With unsuspecting readiness he takes

His murd❜rer on his back, and push'd all day
With bleeding sides and flanks, that heave for life,
To the far distant goal, arrives and dies.
So little mercy shows who needs so much!
Does law, so jealous in the cause of man,
Denounce no doom on the delinquent? None.
He lives, and o'er his brimming beaker boasts
(As if barbarity were high desert)

Th' inglorious feat, and clamorous in praise
Of the poor brute, seems wisely to suppose
The honours of his matchless horse his own.
But many a crime, deem'd innocent on earth,
Is register'd in heav'n; and these no doubt
Have each their record, with a curse annex'd.
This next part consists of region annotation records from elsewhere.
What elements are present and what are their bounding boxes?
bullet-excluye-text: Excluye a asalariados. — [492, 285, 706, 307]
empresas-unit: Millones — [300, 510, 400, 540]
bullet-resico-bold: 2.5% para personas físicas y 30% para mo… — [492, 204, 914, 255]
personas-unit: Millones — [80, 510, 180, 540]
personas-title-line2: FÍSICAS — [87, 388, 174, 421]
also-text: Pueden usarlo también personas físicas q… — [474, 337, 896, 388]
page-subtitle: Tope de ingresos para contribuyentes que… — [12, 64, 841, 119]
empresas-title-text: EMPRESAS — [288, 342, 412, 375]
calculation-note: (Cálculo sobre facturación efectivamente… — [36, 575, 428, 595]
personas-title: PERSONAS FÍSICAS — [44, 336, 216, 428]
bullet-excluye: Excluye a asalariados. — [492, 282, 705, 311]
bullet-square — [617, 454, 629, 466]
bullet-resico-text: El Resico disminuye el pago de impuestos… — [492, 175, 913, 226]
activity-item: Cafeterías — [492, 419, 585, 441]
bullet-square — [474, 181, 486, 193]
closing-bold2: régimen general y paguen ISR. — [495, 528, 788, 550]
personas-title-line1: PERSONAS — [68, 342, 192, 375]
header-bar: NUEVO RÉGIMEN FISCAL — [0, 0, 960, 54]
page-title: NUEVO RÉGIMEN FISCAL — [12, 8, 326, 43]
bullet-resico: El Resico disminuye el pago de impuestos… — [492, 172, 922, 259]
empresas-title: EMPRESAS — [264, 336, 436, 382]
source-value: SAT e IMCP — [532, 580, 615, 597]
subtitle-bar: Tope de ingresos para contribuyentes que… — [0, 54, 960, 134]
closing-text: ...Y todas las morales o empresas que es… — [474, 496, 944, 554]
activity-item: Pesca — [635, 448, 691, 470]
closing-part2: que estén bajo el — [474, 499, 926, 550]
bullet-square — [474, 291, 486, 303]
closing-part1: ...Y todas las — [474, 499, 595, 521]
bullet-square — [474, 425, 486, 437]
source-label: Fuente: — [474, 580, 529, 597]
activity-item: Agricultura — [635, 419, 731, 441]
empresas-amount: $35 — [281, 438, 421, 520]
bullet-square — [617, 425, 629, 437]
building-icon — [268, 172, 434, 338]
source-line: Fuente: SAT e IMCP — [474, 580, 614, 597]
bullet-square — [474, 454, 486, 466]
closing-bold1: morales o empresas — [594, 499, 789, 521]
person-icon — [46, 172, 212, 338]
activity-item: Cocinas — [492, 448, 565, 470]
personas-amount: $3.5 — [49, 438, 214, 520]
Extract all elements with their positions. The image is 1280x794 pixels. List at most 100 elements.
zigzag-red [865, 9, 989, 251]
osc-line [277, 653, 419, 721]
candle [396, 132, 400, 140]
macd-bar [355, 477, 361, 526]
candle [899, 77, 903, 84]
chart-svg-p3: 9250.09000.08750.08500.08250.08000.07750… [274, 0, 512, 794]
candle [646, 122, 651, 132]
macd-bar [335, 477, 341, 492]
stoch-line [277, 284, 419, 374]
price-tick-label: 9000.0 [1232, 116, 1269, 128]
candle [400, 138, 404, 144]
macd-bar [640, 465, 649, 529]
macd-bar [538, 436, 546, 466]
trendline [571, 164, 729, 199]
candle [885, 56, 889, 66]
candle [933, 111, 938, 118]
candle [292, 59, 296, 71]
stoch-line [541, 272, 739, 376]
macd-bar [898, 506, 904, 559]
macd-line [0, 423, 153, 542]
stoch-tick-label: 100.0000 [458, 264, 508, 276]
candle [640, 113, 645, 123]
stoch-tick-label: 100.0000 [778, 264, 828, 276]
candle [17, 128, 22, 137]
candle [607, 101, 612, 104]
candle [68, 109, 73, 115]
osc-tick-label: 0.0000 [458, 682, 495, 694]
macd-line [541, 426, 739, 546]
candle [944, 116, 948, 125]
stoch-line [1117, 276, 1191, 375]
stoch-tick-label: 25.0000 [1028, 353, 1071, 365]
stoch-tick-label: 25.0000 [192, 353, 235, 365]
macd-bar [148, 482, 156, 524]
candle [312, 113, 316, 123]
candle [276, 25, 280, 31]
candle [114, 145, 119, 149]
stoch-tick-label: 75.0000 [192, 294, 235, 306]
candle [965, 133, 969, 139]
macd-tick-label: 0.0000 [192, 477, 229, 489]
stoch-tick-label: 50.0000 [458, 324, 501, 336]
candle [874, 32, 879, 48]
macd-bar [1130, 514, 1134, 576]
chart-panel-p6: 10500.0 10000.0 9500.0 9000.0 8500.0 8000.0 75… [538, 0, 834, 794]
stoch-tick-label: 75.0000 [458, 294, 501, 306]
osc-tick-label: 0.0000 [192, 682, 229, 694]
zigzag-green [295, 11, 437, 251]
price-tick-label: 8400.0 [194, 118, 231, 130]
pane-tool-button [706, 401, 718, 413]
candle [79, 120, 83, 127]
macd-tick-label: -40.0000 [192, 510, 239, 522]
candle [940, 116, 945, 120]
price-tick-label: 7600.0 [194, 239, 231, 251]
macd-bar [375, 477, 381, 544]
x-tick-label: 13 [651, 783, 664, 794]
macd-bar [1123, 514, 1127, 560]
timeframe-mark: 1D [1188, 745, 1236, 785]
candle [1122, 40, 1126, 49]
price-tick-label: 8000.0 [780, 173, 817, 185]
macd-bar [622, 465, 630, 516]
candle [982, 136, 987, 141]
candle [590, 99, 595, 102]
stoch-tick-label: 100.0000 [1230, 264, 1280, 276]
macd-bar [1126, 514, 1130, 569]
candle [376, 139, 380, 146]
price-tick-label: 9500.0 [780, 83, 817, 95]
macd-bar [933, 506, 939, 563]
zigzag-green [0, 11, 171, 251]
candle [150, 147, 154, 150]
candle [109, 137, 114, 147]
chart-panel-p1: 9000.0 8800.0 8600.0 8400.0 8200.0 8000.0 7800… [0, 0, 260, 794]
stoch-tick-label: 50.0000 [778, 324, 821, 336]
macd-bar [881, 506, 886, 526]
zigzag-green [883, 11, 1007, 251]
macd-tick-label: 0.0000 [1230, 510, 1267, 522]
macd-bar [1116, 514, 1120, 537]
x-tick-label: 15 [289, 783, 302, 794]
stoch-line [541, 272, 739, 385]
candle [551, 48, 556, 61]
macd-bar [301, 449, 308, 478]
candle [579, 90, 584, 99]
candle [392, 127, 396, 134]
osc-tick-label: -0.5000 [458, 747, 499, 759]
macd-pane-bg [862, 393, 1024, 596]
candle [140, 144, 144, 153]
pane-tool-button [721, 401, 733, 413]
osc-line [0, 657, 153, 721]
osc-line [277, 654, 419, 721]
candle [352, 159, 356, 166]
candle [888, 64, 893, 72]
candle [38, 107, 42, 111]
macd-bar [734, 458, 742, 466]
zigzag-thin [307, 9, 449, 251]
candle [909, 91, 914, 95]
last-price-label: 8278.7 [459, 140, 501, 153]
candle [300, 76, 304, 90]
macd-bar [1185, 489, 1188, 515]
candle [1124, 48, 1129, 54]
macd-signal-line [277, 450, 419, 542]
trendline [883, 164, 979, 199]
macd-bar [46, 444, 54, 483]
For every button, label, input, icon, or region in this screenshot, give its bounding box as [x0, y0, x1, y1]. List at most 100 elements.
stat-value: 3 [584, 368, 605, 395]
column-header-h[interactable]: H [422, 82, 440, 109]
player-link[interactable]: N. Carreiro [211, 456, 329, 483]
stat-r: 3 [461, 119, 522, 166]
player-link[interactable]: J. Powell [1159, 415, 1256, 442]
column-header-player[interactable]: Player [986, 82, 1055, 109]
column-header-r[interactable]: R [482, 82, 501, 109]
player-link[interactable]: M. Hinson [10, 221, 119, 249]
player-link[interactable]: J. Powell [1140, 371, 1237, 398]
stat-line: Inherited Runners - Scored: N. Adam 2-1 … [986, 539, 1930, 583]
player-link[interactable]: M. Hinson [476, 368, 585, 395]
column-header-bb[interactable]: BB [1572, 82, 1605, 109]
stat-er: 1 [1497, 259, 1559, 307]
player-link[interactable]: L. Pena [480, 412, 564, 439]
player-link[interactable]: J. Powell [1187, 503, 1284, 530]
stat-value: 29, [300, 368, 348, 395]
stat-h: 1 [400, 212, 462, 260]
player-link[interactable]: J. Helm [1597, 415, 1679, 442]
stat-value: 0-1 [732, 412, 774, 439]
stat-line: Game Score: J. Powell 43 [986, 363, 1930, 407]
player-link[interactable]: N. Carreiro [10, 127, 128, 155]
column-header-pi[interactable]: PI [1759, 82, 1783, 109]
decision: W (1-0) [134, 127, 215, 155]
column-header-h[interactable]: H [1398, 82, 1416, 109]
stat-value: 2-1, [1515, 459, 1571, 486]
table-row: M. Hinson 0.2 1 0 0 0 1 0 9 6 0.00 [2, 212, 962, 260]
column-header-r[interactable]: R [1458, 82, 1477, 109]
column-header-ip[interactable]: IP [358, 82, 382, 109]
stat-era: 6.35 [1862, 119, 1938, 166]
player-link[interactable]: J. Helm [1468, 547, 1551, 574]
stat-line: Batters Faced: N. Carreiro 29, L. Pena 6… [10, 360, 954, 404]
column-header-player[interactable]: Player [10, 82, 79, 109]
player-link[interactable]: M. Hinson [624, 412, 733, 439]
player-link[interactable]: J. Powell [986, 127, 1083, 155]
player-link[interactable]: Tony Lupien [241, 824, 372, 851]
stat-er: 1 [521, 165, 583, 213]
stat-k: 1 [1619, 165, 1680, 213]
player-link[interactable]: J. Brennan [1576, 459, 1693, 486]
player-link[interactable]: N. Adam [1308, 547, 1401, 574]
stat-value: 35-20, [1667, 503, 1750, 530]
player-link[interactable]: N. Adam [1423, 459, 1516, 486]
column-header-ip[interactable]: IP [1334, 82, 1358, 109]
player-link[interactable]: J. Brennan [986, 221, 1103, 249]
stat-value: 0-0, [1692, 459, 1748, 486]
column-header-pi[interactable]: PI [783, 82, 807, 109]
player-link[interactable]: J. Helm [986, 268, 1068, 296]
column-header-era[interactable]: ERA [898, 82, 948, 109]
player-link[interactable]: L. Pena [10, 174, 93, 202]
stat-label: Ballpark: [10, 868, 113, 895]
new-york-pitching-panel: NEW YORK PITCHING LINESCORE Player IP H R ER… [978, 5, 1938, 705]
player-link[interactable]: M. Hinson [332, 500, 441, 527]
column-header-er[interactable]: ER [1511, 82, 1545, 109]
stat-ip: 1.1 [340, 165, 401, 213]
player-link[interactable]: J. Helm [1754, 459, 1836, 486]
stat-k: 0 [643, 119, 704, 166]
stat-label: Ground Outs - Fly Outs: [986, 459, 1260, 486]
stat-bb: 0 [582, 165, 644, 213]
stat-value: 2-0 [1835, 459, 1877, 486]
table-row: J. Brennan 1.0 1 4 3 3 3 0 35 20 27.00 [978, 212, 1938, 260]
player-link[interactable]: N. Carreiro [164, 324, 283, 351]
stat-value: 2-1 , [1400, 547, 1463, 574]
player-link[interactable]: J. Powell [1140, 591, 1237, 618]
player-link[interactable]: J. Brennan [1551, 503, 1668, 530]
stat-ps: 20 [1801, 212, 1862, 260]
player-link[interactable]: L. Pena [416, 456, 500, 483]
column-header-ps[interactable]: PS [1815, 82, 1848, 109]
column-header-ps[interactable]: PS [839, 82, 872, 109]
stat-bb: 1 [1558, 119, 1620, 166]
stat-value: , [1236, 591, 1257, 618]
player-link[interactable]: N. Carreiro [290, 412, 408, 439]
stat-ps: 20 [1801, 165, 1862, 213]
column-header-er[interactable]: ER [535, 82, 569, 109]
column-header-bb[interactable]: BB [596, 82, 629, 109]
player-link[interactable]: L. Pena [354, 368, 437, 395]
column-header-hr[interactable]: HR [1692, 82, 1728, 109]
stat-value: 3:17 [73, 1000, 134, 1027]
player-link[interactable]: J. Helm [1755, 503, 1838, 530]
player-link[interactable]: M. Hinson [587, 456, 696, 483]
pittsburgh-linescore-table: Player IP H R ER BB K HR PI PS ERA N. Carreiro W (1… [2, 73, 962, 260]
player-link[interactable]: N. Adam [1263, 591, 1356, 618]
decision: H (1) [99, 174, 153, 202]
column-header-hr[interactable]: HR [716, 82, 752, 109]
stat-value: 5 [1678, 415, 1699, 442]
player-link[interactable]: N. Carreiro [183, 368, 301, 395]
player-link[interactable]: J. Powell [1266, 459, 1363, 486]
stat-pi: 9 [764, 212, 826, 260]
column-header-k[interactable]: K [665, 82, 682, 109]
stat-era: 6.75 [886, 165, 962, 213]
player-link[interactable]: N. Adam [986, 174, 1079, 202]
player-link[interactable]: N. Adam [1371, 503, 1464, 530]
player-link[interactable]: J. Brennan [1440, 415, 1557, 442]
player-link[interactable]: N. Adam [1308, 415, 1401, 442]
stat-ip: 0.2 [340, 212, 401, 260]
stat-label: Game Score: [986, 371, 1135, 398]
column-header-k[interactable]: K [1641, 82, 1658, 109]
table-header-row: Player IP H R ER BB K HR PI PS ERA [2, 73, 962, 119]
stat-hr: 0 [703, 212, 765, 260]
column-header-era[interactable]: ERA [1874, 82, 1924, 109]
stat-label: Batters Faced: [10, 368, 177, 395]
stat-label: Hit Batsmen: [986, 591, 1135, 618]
Man may dismiss compassion from his heart,
But God will never. When he charg❜d the Jew
T'assist his foe's down-fallen beast to rise;
And when the bush-exploring boy, that seiz'd
The young, to let the parent bird go free;
Prov'd he not plainly, that his meaner works
Are yet his care, and have an intʼrest all,
All, in the universal Father's love?
On Noah, and in him on all mankind,
The charter was conferr'd, by which we hold
The flesh of animals in fee, and claim
O'er all we feed on pow'r or life and death.
But read the instrument and mark it well:
Th' oppression of a tyrannous control
Can find no warrant there. Feed then, and yield
Thanks for thy food. Carnivorous, through sin,
Feed on the slain, but spare the living brute!